Implication: context-aware monolingual evaluation is viable for most practical settings and may suffice for efficient system assessment across languages, especially as most critical errors are observable in-context (Picinini et al., 10 Apr 2025).

7. Implications, Limitations, and Recommendations

The choice of monolingual versus cross-lingual evaluation conditions is not merely a technicality—it defines the claims that can be made about model generalization, alignment, and transfer strength:

Rigorous cross-lingual evaluation exposes failures of apparent alignment (semantic drift, typological sensitivity, resource constraints). Strong monolingual results are not reliable predictors of cross-lingual performance (Vulić et al., 2020, Doval et al., 2019).
Intrinsic and extrinsic task design must leverage datasets, metrics, and evaluation boundaries appropriate to the intended regime, e.g., strict language-pair filtering for cross-lingual retrieval (Ramponi et al., 28 May 2025).
For fair benchmarking, best practices include multi-factor dataset balancing, careful annotation adjudication, and the use of both monolingual and cross-lingual test sets (Vulić et al., 2020, Repo et al., 2021).
In dialogue and generative evaluation, adversarial multi-task models outperform monolingual baselines by learning language-invariant features (Tong et al., 2018).
For LLMs, explicit persona-prompting modulates performance substantially between monolingual and bilingual conditions, affecting both outputs and internal representations. Standardized reporting of linguistic conditioning in evaluation protocols is recommended (Yuan et al., 4 Aug 2025).
Fully unsupervised cross-lingual alignment methods are brittle; mild bilingual supervision stabilizes results. Post-processing and meta-embedding further boost robustness (Doval et al., 2019, García-Ferrero et al., 2020).

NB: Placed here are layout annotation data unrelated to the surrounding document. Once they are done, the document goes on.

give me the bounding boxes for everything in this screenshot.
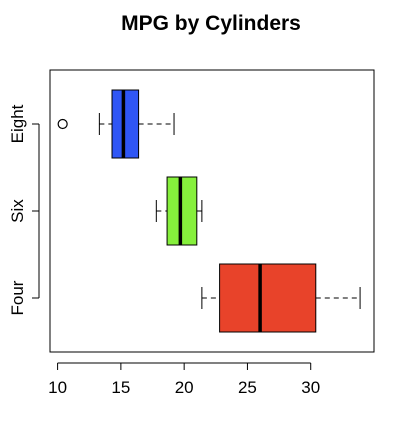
x-tick-label: 25 <box>238 378 257 397</box>
y-tick-label: Six <box>8 199 27 223</box>
outlier-point <box>57 118 68 130</box>
y-tick-label: Four <box>8 280 27 315</box>
iqr-box <box>219 263 317 333</box>
iqr-box <box>111 89 140 159</box>
box-six <box>155 176 203 246</box>
y-tick-label: Eight <box>8 104 27 143</box>
box-series <box>57 89 361 333</box>
x-axis: 10 15 20 25 30 <box>48 362 320 397</box>
box-four <box>201 263 361 333</box>
box-eight <box>57 89 175 159</box>
x-tick-label: 30 <box>301 378 320 397</box>
chart-title: MPG by Cylinders <box>121 12 301 35</box>
x-tick-label: 15 <box>111 378 130 397</box>
y-axis: Four Six Eight <box>8 104 40 315</box>
x-tick-label: 10 <box>48 378 67 397</box>
x-tick-label: 20 <box>175 378 194 397</box>
plot-frame <box>49 69 375 353</box>
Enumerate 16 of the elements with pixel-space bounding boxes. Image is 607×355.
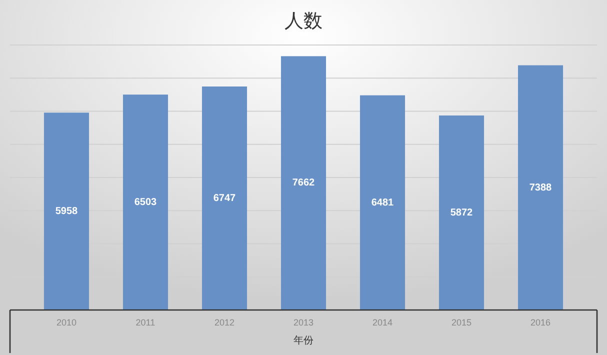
x-tick-label: 2013 xyxy=(293,317,314,328)
x-tick-label: 2010 xyxy=(56,317,77,328)
data-label: 6481 xyxy=(371,197,394,208)
x-tick-label: 2014 xyxy=(372,317,393,328)
data-label: 7662 xyxy=(292,178,316,189)
x-axis-title: 年份 xyxy=(294,334,314,347)
data-label: 7388 xyxy=(529,182,552,194)
data-label: 6503 xyxy=(134,196,158,208)
data-label: 5958 xyxy=(55,206,78,217)
data-label: 6747 xyxy=(213,192,236,204)
x-tick-label: 2016 xyxy=(530,317,551,328)
x-tick-label: 2011 xyxy=(136,317,156,328)
x-tick-label: 2012 xyxy=(214,317,235,328)
chart-title: 人数 xyxy=(284,10,322,32)
data-label: 5872 xyxy=(450,207,474,218)
x-tick-label: 2015 xyxy=(451,317,472,328)
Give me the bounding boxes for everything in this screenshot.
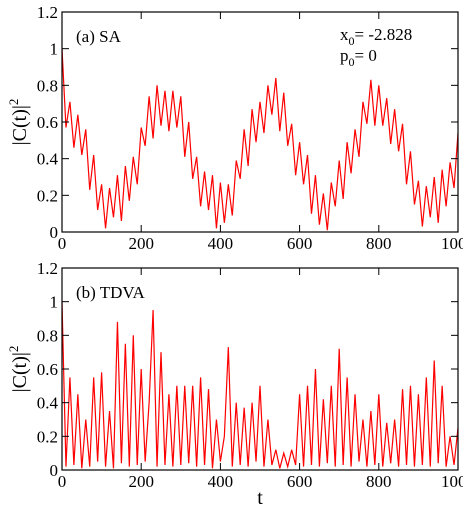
y-tick-label: 0.6	[37, 360, 58, 379]
y-tick-label: 0.2	[37, 427, 58, 446]
y-axis-label-text: |C(t)|	[9, 105, 31, 145]
x-tick-label: 200	[128, 472, 154, 491]
y-tick-label: 0	[50, 223, 59, 242]
x-tick-label: 400	[208, 472, 234, 491]
annotation-symbol: x	[340, 25, 349, 44]
x-tick-label: 0	[58, 234, 67, 253]
x-tick-label: 400	[208, 234, 234, 253]
y-tick-label: 0	[50, 461, 59, 480]
axes-frame	[61, 11, 459, 233]
panel-label: (b) TDVA	[76, 283, 146, 302]
plot-area	[62, 301, 458, 469]
y-tick-label: 0.8	[37, 326, 58, 345]
annotation: x0= -2.828	[340, 25, 412, 48]
annotation-symbol: p	[340, 46, 349, 65]
y-tick-label: 0.4	[37, 394, 59, 413]
annotation-subscript: 0	[349, 34, 355, 48]
data-line	[62, 48, 458, 231]
y-tick-label: 0.8	[37, 76, 58, 95]
x-tick-label: 600	[287, 234, 313, 253]
annotation-subscript: 0	[349, 55, 355, 69]
x-tick-label: 1000	[441, 234, 463, 253]
x-axis-label: t	[257, 487, 263, 507]
y-tick-label: 0.4	[37, 150, 59, 169]
y-tick-label: 1	[50, 40, 59, 59]
y-tick-label: 1.2	[37, 3, 58, 22]
x-tick-label: 200	[128, 234, 154, 253]
y-axis-label-sup: 2	[6, 99, 21, 106]
y-tick-label: 0.6	[37, 113, 58, 132]
data-line	[62, 301, 458, 469]
y-tick-label: 0.2	[37, 186, 58, 205]
x-tick-label: 600	[287, 472, 313, 491]
annotation-text: = -2.828	[355, 25, 413, 44]
y-tick-label: 1	[50, 293, 59, 312]
y-axis-label: |C(t)|2	[6, 346, 31, 393]
plot-area	[62, 48, 458, 231]
x-tick-label: 800	[366, 234, 392, 253]
x-tick-label: 0	[58, 472, 67, 491]
y-tick-label: 1.2	[37, 259, 58, 278]
x-tick-label: 1000	[441, 472, 463, 491]
y-axis-label-sup: 2	[6, 346, 21, 353]
annotation-text: = 0	[355, 46, 377, 65]
annotation: p0= 0	[340, 46, 377, 69]
x-tick-label: 800	[366, 472, 392, 491]
panel-label: (a) SA	[76, 27, 122, 46]
y-axis-label-text: |C(t)|	[9, 352, 31, 392]
y-axis-label: |C(t)|2	[6, 99, 31, 146]
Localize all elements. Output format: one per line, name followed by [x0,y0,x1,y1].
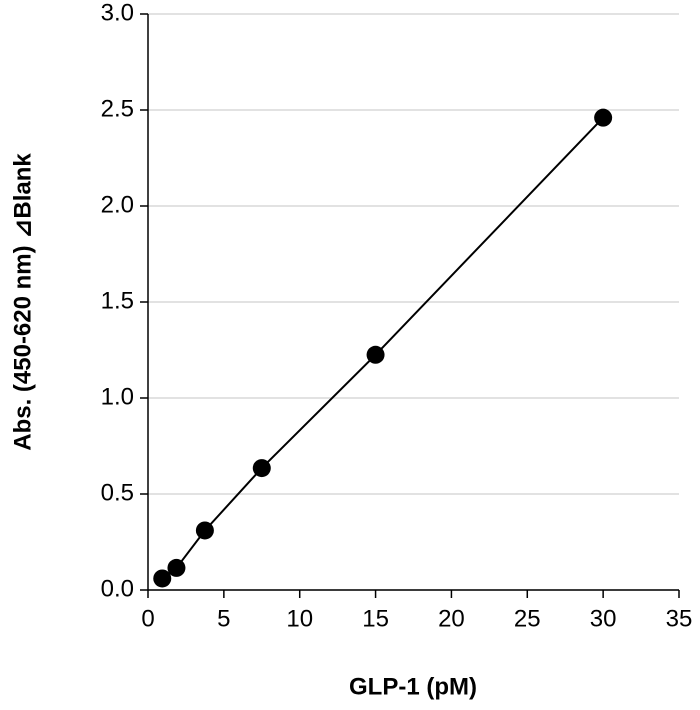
y-axis-title: Abs. (450-620 nm) ⊿Blank [9,153,36,451]
data-point [195,521,214,540]
x-axis-title: GLP-1 (pM) [349,673,477,700]
x-tick-label: 25 [514,605,541,632]
x-tick-label: 35 [666,605,693,632]
x-tick-label: 15 [362,605,389,632]
y-tick-label: 3.0 [101,0,134,26]
x-tick-label: 30 [590,605,617,632]
y-tick-label: 1.5 [101,287,134,314]
x-tick-label: 20 [438,605,465,632]
trend-line [161,116,604,580]
y-tick-label: 2.0 [101,191,134,218]
x-tick-label: 5 [217,605,230,632]
data-point [167,558,186,577]
x-tick-label: 10 [286,605,313,632]
y-tick-label: 0.5 [101,479,134,506]
data-point [252,459,271,478]
x-tick-label: 0 [141,605,154,632]
y-tick-label: 0.0 [101,575,134,602]
y-tick-label: 1.0 [101,383,134,410]
data-point [366,345,385,364]
data-point [153,569,172,588]
y-tick-label: 2.5 [101,95,134,122]
data-point [594,108,613,127]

In sum, carefully delineated monolingual and cross-lingual evaluation conditions are necessary for the principled development, analysis, and deployment of multilingual language technologies. The convergence of task design, dataset construction, representational alignment, and evaluation boundary defines both the limits and potential of models to function as universal—rather than just monolingual—reasoners.